Cecilia Vinesse, author of Seven Days of You and The Summer of Us tells us about writing her second novel.

 

It’s a cliché for a reason: writing a second novel is not easy. I’d always heard this, of course, but I never fully believed it until I sat down to work on my first draft of The Summer of Us. I’d just turned in the final version of Seven Days of You, a book that took me eight years to get right, a book that had first sparked within me when I was only sixteen. Writing Seven Days of You felt like digging through a vast storage space of my memories and experiences, rifling through the boxes and working to transform their contents into Sophia and Jamie’s story. But now that was over.
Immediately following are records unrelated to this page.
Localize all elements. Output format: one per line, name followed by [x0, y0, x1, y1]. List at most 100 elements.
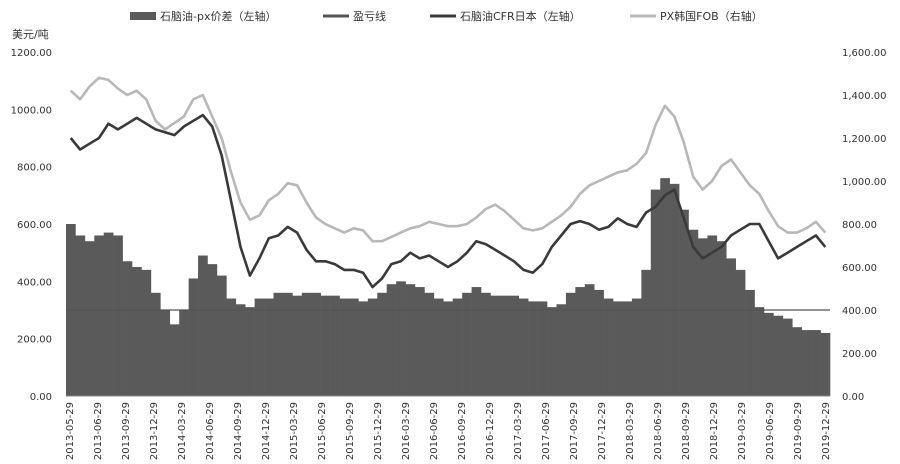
spread-bar — [188, 278, 199, 396]
legend-swatch — [130, 12, 156, 20]
x-tick-label: 2013-05-29 — [65, 402, 76, 460]
spread-bar — [320, 295, 331, 396]
spread-bar — [660, 178, 670, 396]
spread-bar — [75, 235, 86, 396]
spread-bar — [94, 235, 105, 396]
spread-bar — [622, 301, 633, 396]
spread-bar — [471, 287, 482, 396]
spread-bar — [499, 295, 510, 396]
spread-bar — [245, 307, 255, 396]
left-tick-label: 1200.00 — [11, 48, 52, 59]
spread-bar — [716, 241, 727, 396]
spread-bar — [792, 327, 803, 396]
legend-label: PX韩国FOB（右轴） — [660, 9, 763, 23]
right-tick-label: 1,000.00 — [842, 177, 887, 188]
x-tick-label: 2014-09-29 — [233, 402, 244, 460]
spread-bar — [594, 289, 604, 396]
legend-label: 盈亏线 — [353, 9, 386, 23]
left-axis-ticks: 0.00 200.00 400.00 600.00 800.00 1000.00 1200.… — [11, 48, 52, 403]
x-tick-label: 2019-06-29 — [765, 402, 776, 460]
spread-bar — [216, 275, 227, 396]
left-tick-label: 1000.00 — [11, 105, 52, 116]
right-tick-label: 400.00 — [842, 306, 877, 317]
x-tick-label: 2019-12-29 — [821, 402, 832, 460]
spread-bar — [669, 183, 680, 396]
x-tick-label: 2018-03-29 — [625, 402, 636, 460]
left-axis-unit-label: 美元/吨 — [12, 28, 49, 41]
spread-bar — [565, 292, 576, 396]
legend-label: 石脑油CFR日本（左轴） — [460, 9, 581, 23]
spread-bar — [462, 292, 472, 396]
spread-bar — [697, 238, 708, 396]
spread-bar — [132, 267, 142, 396]
spread-bar — [547, 307, 557, 396]
x-tick-label: 2018-06-29 — [653, 402, 664, 460]
spread-bar — [150, 292, 161, 396]
spread-bar — [707, 235, 718, 396]
series-lines — [66, 76, 830, 311]
spread-bar — [367, 298, 378, 396]
spread-bar — [603, 298, 614, 396]
x-axis-ticks: 2013-05-29 2013-06-29 2013-09-29 2013-12-29… — [65, 402, 832, 460]
spread-bar — [481, 292, 491, 396]
x-tick-label: 2014-03-29 — [177, 402, 188, 460]
x-tick-label: 2016-03-29 — [401, 402, 412, 460]
spread-bar — [301, 292, 312, 396]
x-tick-label: 2015-06-29 — [317, 402, 328, 460]
right-axis-ticks: 0.00 200.00 400.00 600.00 800.00 1,000.00 1,20… — [842, 48, 887, 403]
spread-bar — [103, 232, 114, 396]
spread-bar — [613, 301, 623, 396]
spread-bar — [650, 189, 661, 396]
spread-bar — [396, 281, 406, 396]
px-korea-fob-line — [69, 76, 827, 243]
spread-bar — [518, 298, 529, 396]
spread-bar — [584, 284, 595, 396]
spread-bar — [414, 287, 425, 396]
spread-bar — [358, 301, 369, 396]
spread-bar — [773, 315, 784, 396]
right-tick-label: 600.00 — [842, 263, 877, 274]
spread-bar — [509, 295, 520, 396]
x-tick-label: 2016-12-29 — [485, 402, 496, 460]
spread-bar — [443, 301, 454, 396]
spread-bar — [745, 289, 755, 396]
x-tick-label: 2016-06-29 — [429, 402, 440, 460]
spread-bar — [528, 301, 538, 396]
left-tick-label: 200.00 — [17, 335, 52, 346]
spread-bar — [339, 298, 350, 396]
spread-bar — [433, 298, 444, 396]
spread-bar — [141, 269, 152, 396]
spread-bar — [84, 241, 95, 396]
x-tick-label: 2013-09-29 — [121, 402, 132, 460]
right-tick-label: 200.00 — [842, 349, 877, 360]
x-tick-label: 2017-12-29 — [597, 402, 608, 460]
spread-bar — [292, 295, 303, 396]
spread-bar — [811, 330, 821, 396]
spread-bar — [226, 298, 237, 396]
spread-bar — [679, 209, 689, 396]
x-tick-label: 2014-06-29 — [205, 402, 216, 460]
spread-bar — [198, 255, 208, 396]
left-tick-label: 600.00 — [17, 220, 52, 231]
left-tick-label: 800.00 — [17, 163, 52, 174]
spread-bar — [377, 292, 387, 396]
spread-bar — [424, 292, 435, 396]
spread-bar — [537, 301, 548, 396]
spread-bar — [801, 330, 812, 396]
spread-bar — [311, 292, 321, 396]
spread-bar — [641, 269, 652, 396]
spread-bar — [207, 264, 218, 396]
spread-bar — [556, 304, 567, 396]
x-tick-label: 2019-09-29 — [793, 402, 804, 460]
spread-bar — [122, 261, 133, 396]
spread-bar — [452, 298, 463, 396]
spread-bar — [631, 298, 642, 396]
spread-bar — [179, 310, 189, 396]
x-tick-label: 2015-12-29 — [373, 402, 384, 460]
x-tick-label: 2016-09-29 — [457, 402, 468, 460]
x-tick-label: 2014-12-29 — [261, 402, 272, 460]
spread-bar — [235, 304, 246, 396]
right-tick-label: 1,600.00 — [842, 48, 887, 59]
x-tick-label: 2018-09-29 — [681, 402, 692, 460]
I was facing down a brand-new blank word document, and all I had was…nothing.

 

Or, at least, it felt like nothing. It felt like I’d given everything to my first book, and now I was scraping at the dregs of my imagination, heart and hands jittery with panic as—over and over again—I came up empty.

 

Looking back now, there wasn’t one particular moment when I snapped my fingers and made this feeling disappear. Instead, it faded slowly as, piece by piece, I built the world of The Summer of Us. I built one piece when I was sitting in the window of my favorite coffee shop, listening to Gregory Alan Isakov’s “Amsterdam” on repeat. I built another when I was carting my travel backpack through the streets of Prague in January, the city like a shuttered-up fairy-tale, curled into hibernation for the winter. Another piece came as I stretched along the grass of my parent’s hilltop garden in France, squinting at my laptop while church bells rang in the village below. Another during a rainy train ride through Spain. And yet another while I waited for a Eurostar from Paris back to London, the image of a particular scene cresting over me like a wave of summer humidity. The puzzle of The Summer of Us came together like strands of a spider web, almost invisibly, something I couldn’t quite believe was real until I stepped back and let it finally catch the light. And when it did, I realized I’d woven Aubrey and Rae’s journey from all the small, beautiful moments in my life that had accumulated since I first opened that blank document two years earlier. Moments that somehow shone through the fear and uncertainty of tackling a second book.

 

Holding the final copies of The Summer of Us now, I do still see that fear and uncertainty, yes, but I also see the gathered treasure I poured into it as a way of warding off the fear—I see the balmy Parisian nights and hidden treehouses and sugar-dusted kisses and blurred windowpanes of European countryside that fill its pages. These things are my proof that, even when I believed my imagination was empty, I was wrong. Because every book is different. And because—even though Seven Days of You was written and re-written from the clay of my own young adult years—other books can be built from the clay of life as you live it. Their new beginning can be your new beginning, too.